Ferrari entende frustrações de Hamilton e Leclerc, mas ressalta: “Corremos pela equipe”
Frédéric Vasseur defendeu decisões da Ferrari no GP de Miami e argumentou que prioridade é o resultado coletivo. Tanto Lewis Hamilton quanto Charles Leclerc reclamaram da condução
Frédéric Vasseur defendeu as decisões tomadas pela Ferrari durante o GP de Miami, realizado no domingo (4).
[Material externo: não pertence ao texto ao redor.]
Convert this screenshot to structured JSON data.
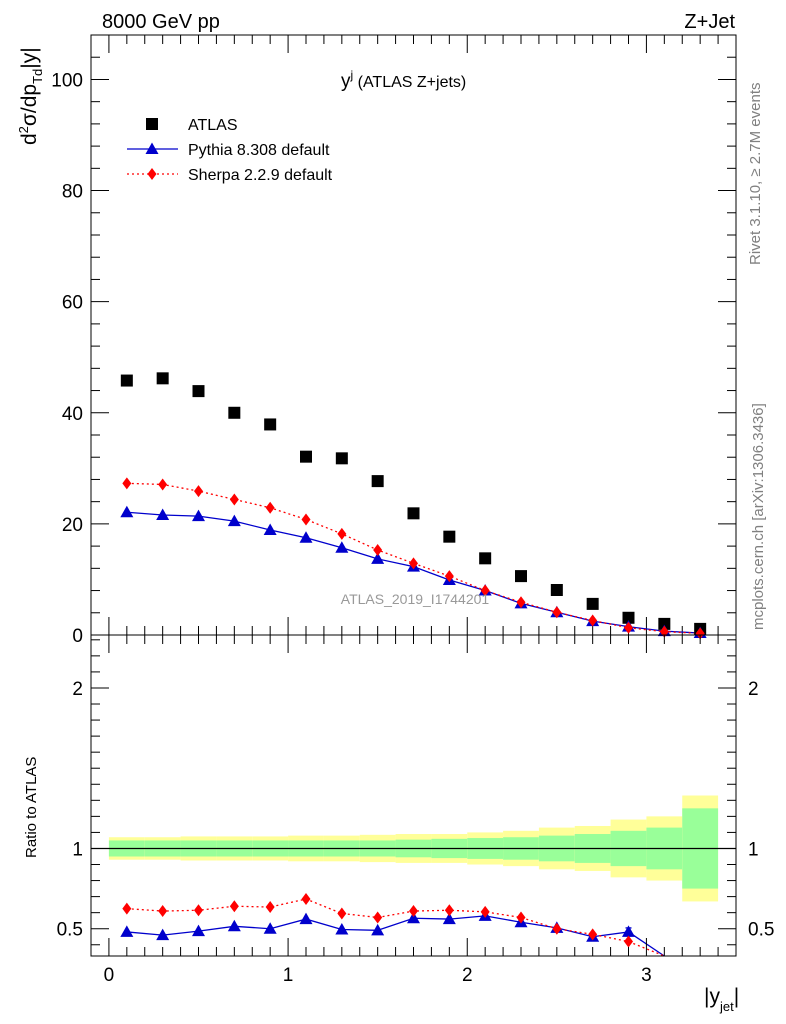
{
  "header": {
    "left": "8000 GeV pp",
    "right": "Z+Jet"
  },
  "side_labels": {
    "rivet": "Rivet 3.1.10, ≥ 2.7M events",
    "mcplots": "mcplots.cern.ch [arXiv:1306.3436]"
  },
  "watermark": "ATLAS_2019_I1744201",
  "colors": {
    "atlas": "#000000",
    "pythia": "#0000cc",
    "sherpa": "#ff0000",
    "band_inner": "#99ff99",
    "band_outer": "#ffff99"
  },
  "chart_data": [
    {
      "type": "scatter",
      "title_main": "y",
      "title_sup": "j",
      "title_rest": " (ATLAS Z+jets)",
      "ylabel_main": "d",
      "ylabel_sup": "2",
      "ylabel_mid": "σ/dp",
      "ylabel_sub": "Td",
      "ylabel_end": "|y|",
      "xlim": [
        -0.1,
        3.5
      ],
      "ylim": [
        0,
        108
      ],
      "yticks": [
        0,
        20,
        40,
        60,
        80,
        100
      ],
      "x": [
        0.1,
        0.3,
        0.5,
        0.7,
        0.9,
        1.1,
        1.3,
        1.5,
        1.7,
        1.9,
        2.1,
        2.3,
        2.5,
        2.7,
        2.9,
        3.1,
        3.3
      ],
      "series": [
        {
          "name": "ATLAS",
          "style": "data",
          "values": [
            45.8,
            46.2,
            43.9,
            40.0,
            37.9,
            32.1,
            31.8,
            27.7,
            21.9,
            17.7,
            13.8,
            10.6,
            8.1,
            5.6,
            3.1,
            2.0,
            1.1
          ]
        },
        {
          "name": "Pythia 8.308 default",
          "style": "pythia",
          "values": [
            22.1,
            21.6,
            21.4,
            20.5,
            18.9,
            17.5,
            15.7,
            13.7,
            12.3,
            9.9,
            8.0,
            5.7,
            4.1,
            2.5,
            1.5,
            0.7,
            0.35
          ]
        },
        {
          "name": "Sherpa 2.2.9 default",
          "style": "sherpa",
          "values": [
            27.3,
            27.1,
            25.9,
            24.4,
            22.9,
            20.8,
            18.2,
            15.3,
            12.9,
            10.6,
            8.0,
            5.9,
            4.1,
            2.6,
            1.3,
            0.6,
            0.3
          ]
        }
      ]
    },
    {
      "type": "line",
      "ylabel": "Ratio to ATLAS",
      "xlabel_main": "|y",
      "xlabel_sub": "jet",
      "xlabel_end": "|",
      "xlim": [
        -0.1,
        3.5
      ],
      "ylim": [
        0.33,
        2.33
      ],
      "yticks": [
        0.5,
        1,
        2
      ],
      "ytick_labels": [
        "0.5",
        "1",
        "2"
      ],
      "xticks": [
        0,
        1,
        2,
        3
      ],
      "xtick_labels": [
        "0",
        "1",
        "2",
        "3"
      ],
      "x": [
        0.1,
        0.3,
        0.5,
        0.7,
        0.9,
        1.1,
        1.3,
        1.5,
        1.7,
        1.9,
        2.1,
        2.3,
        2.5,
        2.7,
        2.9,
        3.1,
        3.3
      ],
      "bin_edges": [
        0.0,
        0.2,
        0.4,
        0.6,
        0.8,
        1.0,
        1.2,
        1.4,
        1.6,
        1.8,
        2.0,
        2.2,
        2.4,
        2.6,
        2.8,
        3.0,
        3.2,
        3.4
      ],
      "band_inner": [
        0.05,
        0.05,
        0.05,
        0.05,
        0.05,
        0.05,
        0.05,
        0.05,
        0.055,
        0.06,
        0.065,
        0.07,
        0.08,
        0.09,
        0.11,
        0.13,
        0.25
      ],
      "band_outer": [
        0.07,
        0.07,
        0.075,
        0.075,
        0.075,
        0.08,
        0.08,
        0.085,
        0.09,
        0.09,
        0.1,
        0.11,
        0.13,
        0.14,
        0.18,
        0.2,
        0.33
      ],
      "series": [
        {
          "name": "Pythia 8.308 default",
          "style": "pythia",
          "values": [
            0.48,
            0.46,
            0.485,
            0.515,
            0.5,
            0.56,
            0.495,
            0.49,
            0.565,
            0.56,
            0.58,
            0.54,
            0.505,
            0.45,
            0.48,
            0.33,
            null
          ],
          "errors": [
            0,
            0,
            0,
            0,
            0,
            0,
            0,
            0,
            0,
            0,
            0,
            0,
            0,
            0,
            0.025,
            0,
            0
          ]
        },
        {
          "name": "Sherpa 2.2.9 default",
          "style": "sherpa",
          "values": [
            0.625,
            0.61,
            0.615,
            0.64,
            0.635,
            0.685,
            0.595,
            0.57,
            0.61,
            0.615,
            0.605,
            0.57,
            0.5,
            0.465,
            0.42,
            0.33,
            null
          ],
          "errors": [
            0,
            0,
            0,
            0,
            0,
            0,
            0,
            0,
            0,
            0,
            0,
            0,
            0,
            0,
            0,
            0,
            0
          ]
        }
      ]
    }
  ]
}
Apesar de reconhecer as frustrações de Charles Leclerc e Lewis Hamilton, justificou as trocas de posições, explicando que a medida seguiu política interna e negou qualquer demora ou hesitação por parte do pit-wall no processo.
A escuderia orientou Leclerc a ceder posição após pedido de Hamilton, calçado com pneus médios, para atacar Andrea Kimi Antonelli, então em sexto. Quando ficou claro que não conseguiria a ultrapassagem, uma nova inversão foi ordenada.
“Temos uma política geral e a seguimos. A questão não é apenas inverter e depois desfazer se o piloto de trás não conseguir ultrapassar quem está na frente. O ponto, naquele momento da corrida, é entender se é realmente mais rápido ou se é só o efeito do DRS“, explicou Vasseur.
Apesar da execução aparentemente protocolar, ambos os pilotos demonstraram incômodo com a estratégia. O heptacampeão disse que as ordens foram lentas e ironizou a situação, enquanto o monegasco admitiu irritação e revelou que evitou falar no rádio.

O francês entendeu a frustração dos pilotos. Apesar disso, defendeu o trabalho da equipe e rebateu as críticas recebidas após a prova.
“Conversei com Lewis e entendo perfeitamente a frustração. São campeões, querem vencer corridas, e pedimos que deixem o companheiro passar. Nunca é fácil. Mas não vi nenhum outro time fazer isso hoje. Tomamos a responsabilidade porque essa é nossa política. Estamos correndo pela Ferrari primeiro“, pontuou.
“Fizemos um bom trabalho. Podemos discutir se teria sido melhor fazer meia volta antes ou depois, mas, quando se está no pit-wall, não é uma decisão simples. É muito mais fácil analisar isso duas horas depois“, acrescentou.
Ainda negou que tenha havido demora para aplicar a decisão, e explicou que o rádio da F1, gerenciado pela Formula One Management (FOM), pode distorcer a cronologia dos fatos ao transmitir conversas com atraso.
“O rádio é administrado pela FOM, então às vezes pedimos algo e só ouvem uma volta depois na transmissão. Já vivenciei isso antes. Temos muitas informações para processar, falamos com os pilotos sobre o acerto do carro e outros detalhes. Não é simples pedir para fazerem algo antes da curva 11 ou 17. Honestamente, fizemos o que era preciso”, concluiu.
A Fórmula 1 retorna de 16 a 18 de maio para o GP da Emília-Romanha, em Ímola, o primeiro da temporada 2025 na Europa.